B00.2
DESCRIPTION
Inflammation of the mouth structures with ulcers (which may be of various numbers and sizes), caused by Herpes simplex virus infection. The normal course of the disease is 7–10 days.
DIAGNOSTIC CRITERIA
Clinical
- General inflammation of the mouth with multiple small ulcers on the buccal mucosa, palate, anterior tonsillar pillars, tongue, inner lips and gingival margins.
- Fever, malaise and dysphagia.
- Tender, enlarged cervical lymph nodes.
GENERAL AND SUPPORTIVE MEASURES
- Maintain adequate nutrition and hydration by encouraging fluid and food intake – use bland foods and fluids as they cause less pain.
- If oral nutrition cannot be maintained use oral/nasogastric and/or IV fluids, if necessary.
MEDICINE TREATMENT
- Chlorhexidine 0.2%, 10 mL as a mouthwash or gargle, 12 hourly.
- Do not swallow.
For pain:
- Paracetamol, oral, 15 mg/kg/dose 6 hourly.
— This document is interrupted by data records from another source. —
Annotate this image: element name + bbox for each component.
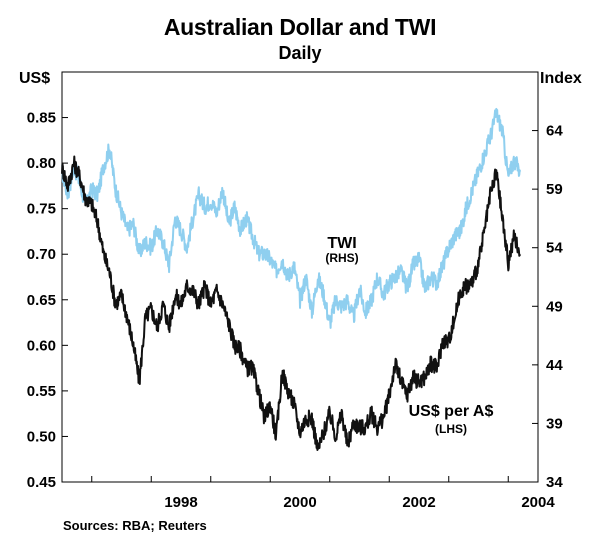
x-tick-label: 2004 bbox=[521, 494, 555, 511]
left-tick-label: 0.50 bbox=[27, 428, 56, 445]
plot-frame bbox=[61, 71, 539, 483]
right-tick-label: 64 bbox=[546, 123, 563, 140]
right-tick-label: 54 bbox=[546, 240, 563, 257]
left-tick-label: 0.80 bbox=[27, 155, 56, 172]
left-tick-label: 0.45 bbox=[27, 474, 56, 491]
x-tick-label: 2002 bbox=[402, 494, 435, 511]
left-tick-label: 0.65 bbox=[27, 292, 56, 309]
right-axis-unit: Index bbox=[540, 70, 582, 87]
chart-subtitle: Daily bbox=[278, 43, 322, 63]
series-line-usd-per-aud bbox=[61, 155, 522, 451]
left-tick-label: 0.55 bbox=[27, 383, 56, 400]
right-tick-label: 39 bbox=[546, 415, 563, 432]
right-tick-label: 49 bbox=[546, 298, 563, 315]
usd-axis-note: (LHS) bbox=[435, 422, 467, 436]
right-tick-label: 34 bbox=[546, 474, 563, 491]
left-tick-label: 0.60 bbox=[27, 337, 56, 354]
left-tick-label: 0.70 bbox=[27, 246, 56, 263]
source-note: Sources: RBA; Reuters bbox=[63, 518, 207, 533]
right-tick-label: 44 bbox=[546, 357, 563, 374]
twi-axis-note: (RHS) bbox=[325, 251, 358, 265]
left-tick-label: 0.85 bbox=[27, 110, 56, 127]
usd-series-label: US$ per A$ bbox=[409, 403, 494, 420]
chart-title: Australian Dollar and TWI bbox=[163, 14, 437, 40]
left-tick-label: 0.75 bbox=[27, 201, 56, 218]
series-line-twi bbox=[61, 107, 522, 329]
x-tick-label: 1998 bbox=[164, 494, 197, 511]
left-axis-unit: US$ bbox=[19, 70, 51, 87]
twi-series-label: TWI bbox=[327, 235, 356, 252]
right-tick-label: 59 bbox=[546, 181, 563, 198]
x-tick-label: 2000 bbox=[283, 494, 316, 511]
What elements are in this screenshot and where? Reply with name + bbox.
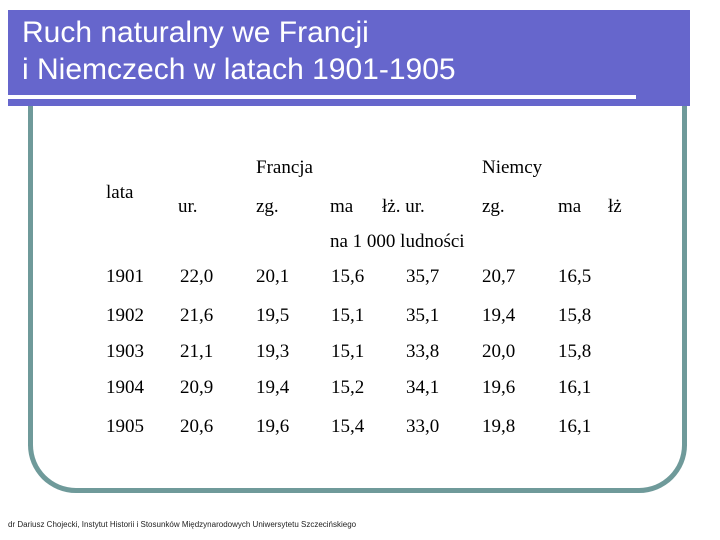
table-cell: 15,8 (558, 305, 592, 326)
table-cell: 20,9 (180, 377, 214, 398)
col-header-de-zg: zg. (482, 196, 505, 217)
group-header-niemcy: Niemcy (482, 157, 543, 178)
col-header-fr-ur: ur. (178, 196, 198, 217)
frame-left-border (28, 106, 33, 446)
table-cell: 21,1 (180, 341, 214, 362)
footer-author: dr Dariusz Chojecki, Instytut Historii i… (8, 520, 357, 529)
table-cell: 16,5 (558, 266, 592, 287)
table-cell: 20,0 (482, 341, 516, 362)
table-cell: 15,6 (331, 266, 365, 287)
frame-bottom-border (28, 420, 687, 493)
row-year: 1902 (106, 305, 144, 326)
row-year: 1903 (106, 341, 144, 362)
col-header-fr-lz-ur: łż. ur. (382, 196, 425, 217)
table-cell: 16,1 (558, 416, 592, 437)
table-cell: 35,1 (406, 305, 440, 326)
table-cell: 19,4 (256, 377, 290, 398)
table-cell: 19,5 (256, 305, 290, 326)
table-cell: 15,1 (331, 305, 365, 326)
col-header-de-ma: ma (558, 196, 582, 217)
row-year: 1905 (106, 416, 144, 437)
year-header: lata (106, 182, 134, 203)
col-header-de-lz: łż (608, 196, 622, 217)
table-cell: 34,1 (406, 377, 440, 398)
table-cell: 33,0 (406, 416, 440, 437)
table-cell: 16,1 (558, 377, 592, 398)
table-cell: 20,6 (180, 416, 214, 437)
frame-right-border (682, 106, 687, 446)
table-cell: 19,6 (256, 416, 290, 437)
table-cell: 35,7 (406, 266, 440, 287)
table-cell: 19,6 (482, 377, 516, 398)
title-line-2: i Niemczech w latach 1901-1905 (22, 53, 456, 86)
header-background (8, 10, 690, 106)
table-cell: 33,8 (406, 341, 440, 362)
group-header-francja: Francja (256, 157, 313, 178)
unit-note: na 1 000 ludności (330, 231, 465, 252)
table-cell: 15,1 (331, 341, 365, 362)
table-cell: 19,3 (256, 341, 290, 362)
table-cell: 19,8 (482, 416, 516, 437)
col-header-fr-zg: zg. (256, 196, 279, 217)
row-year: 1901 (106, 266, 144, 287)
title-underline (0, 95, 636, 99)
table-cell: 22,0 (180, 266, 214, 287)
table-cell: 21,6 (180, 305, 214, 326)
row-year: 1904 (106, 377, 144, 398)
table-cell: 19,4 (482, 305, 516, 326)
table-cell: 20,1 (256, 266, 290, 287)
slide-title: Ruch naturalny we Francji i Niemczech w … (22, 14, 456, 88)
table-cell: 15,2 (331, 377, 365, 398)
table-cell: 15,8 (558, 341, 592, 362)
table-cell: 20,7 (482, 266, 516, 287)
title-line-1: Ruch naturalny we Francji (22, 16, 369, 49)
table-cell: 15,4 (331, 416, 365, 437)
col-header-fr-ma: ma (330, 196, 354, 217)
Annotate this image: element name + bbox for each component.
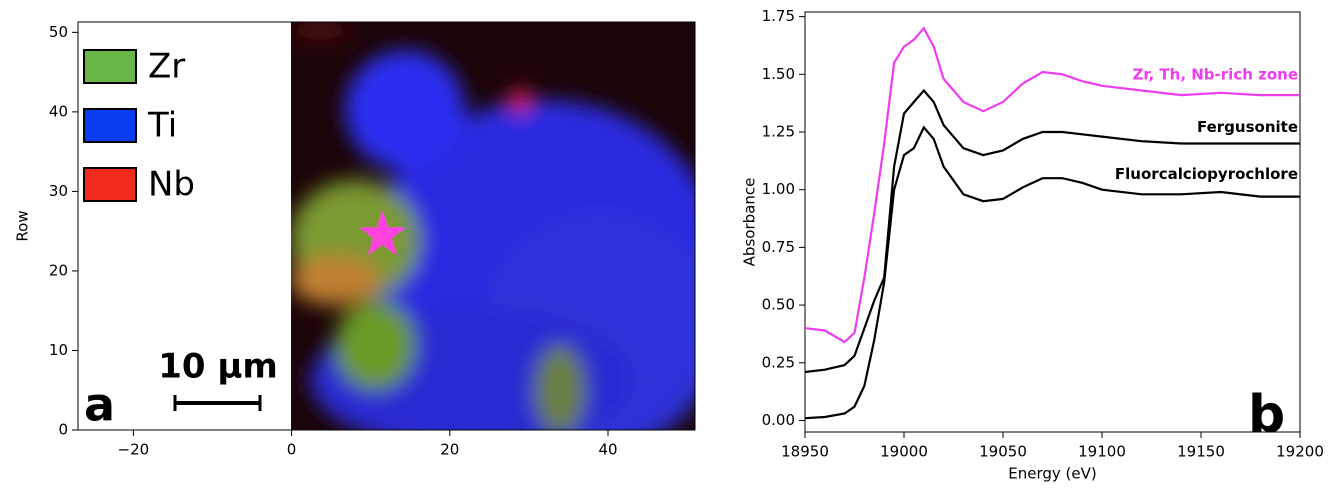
- series-label: Zr, Th, Nb-rich zone: [1132, 66, 1298, 84]
- x-tick-label: 20: [440, 441, 459, 459]
- y-tick-label: 40: [49, 102, 68, 120]
- x-tick-label: −20: [118, 441, 150, 459]
- y-tick-label: 0.00: [762, 411, 795, 429]
- legend-swatch: [83, 108, 137, 143]
- scale-bar-label: 10 µm: [158, 347, 278, 387]
- series-label: Fergusonite: [1197, 118, 1298, 136]
- element-map: [291, 22, 695, 430]
- y-tick-label: 1.75: [762, 7, 795, 25]
- x-tick-label: 19200: [1276, 443, 1324, 461]
- x-tick-label: 19050: [979, 443, 1027, 461]
- y-axis-label: Absorbance: [741, 178, 759, 267]
- x-axis-label: Energy (eV): [1008, 465, 1096, 483]
- x-tick-label: 18950: [781, 443, 829, 461]
- panel-label: a: [84, 378, 115, 432]
- y-tick-label: 20: [49, 261, 68, 279]
- legend-label: Nb: [148, 165, 195, 205]
- series-label: Fluorcalciopyrochlore: [1115, 165, 1298, 183]
- axes-frame: [77, 21, 696, 431]
- x-tick-label: 19150: [1177, 443, 1225, 461]
- y-tick-label: 1.25: [762, 123, 795, 141]
- x-tick-label: 19000: [880, 443, 928, 461]
- y-tick-label: 50: [49, 23, 68, 41]
- legend-label: Zr: [148, 47, 185, 87]
- y-tick-label: 10: [49, 341, 68, 359]
- panel-label: b: [1248, 385, 1285, 445]
- spectrum-line: [804, 88, 1300, 374]
- y-tick-label: 1.50: [762, 65, 795, 83]
- y-axis-label: Row: [14, 210, 32, 241]
- y-tick-label: 0.75: [762, 238, 795, 256]
- axes-frame: [804, 11, 1301, 433]
- y-tick-label: 0: [58, 421, 68, 439]
- y-tick-label: 0.50: [762, 296, 795, 314]
- y-tick-label: 1.00: [762, 180, 795, 198]
- legend-label: Ti: [147, 106, 177, 146]
- x-tick-label: 0: [287, 441, 297, 459]
- legend-swatch: [83, 49, 137, 84]
- legend-swatch: [83, 167, 137, 202]
- scale-bar: [173, 395, 262, 411]
- x-tick-label: 19100: [1078, 443, 1126, 461]
- x-tick-label: 40: [598, 441, 617, 459]
- spectrum-line: [804, 26, 1300, 344]
- y-tick-label: 0.25: [762, 353, 795, 371]
- spectrum-line: [804, 125, 1300, 420]
- y-tick-label: 30: [49, 182, 68, 200]
- star-marker: [358, 210, 407, 256]
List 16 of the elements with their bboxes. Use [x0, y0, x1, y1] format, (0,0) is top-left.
OR - Ibuprofen, oral, 5–10 mg/kg/dose 6 hourly after meals.
If more than minor fever blisters:
- Aciclovir, oral, 250 mg/m2 /dose 6 hourly for 7 days (or per kg dose equivalent below)
- If > 1month to 1 year old: 12.5 mg/kg/dose.
- If > 1 year to 6 years old: 10 mg/kg/dose.
- If > 6 years to 12 years old: 6 mg/kg/dose.
If very severe infection, consider:
- Aciclovir, IV, 250 mg/m2 /dose 8 hourly for 7 days (per kg dose equivalent below)
- If > 1 month to 1 year old: 12.5 mg/kg/dose.
- If > 1 year to 6 years old: 10 mg/kg/dose.
- If > 6 years to 12 years old: 6 mg/kg/dose.
Change to oral as soon as possible.
For very painful oral herpes in children > 2 years:
- Lidocaine (lignocaine) 2% gel applied every 3 to 4 hours.
- Apply a thin layer on the affected areas only.
- Do not exceed 3 mg/kg dose, i.e. maximum 0.15 mL/kg of 2% gel.
REFERRAL
- Herpes gingivostomatitis not responding to therapy.
- Disseminating disease, especially if associated with encephalopathy or increasing liver span.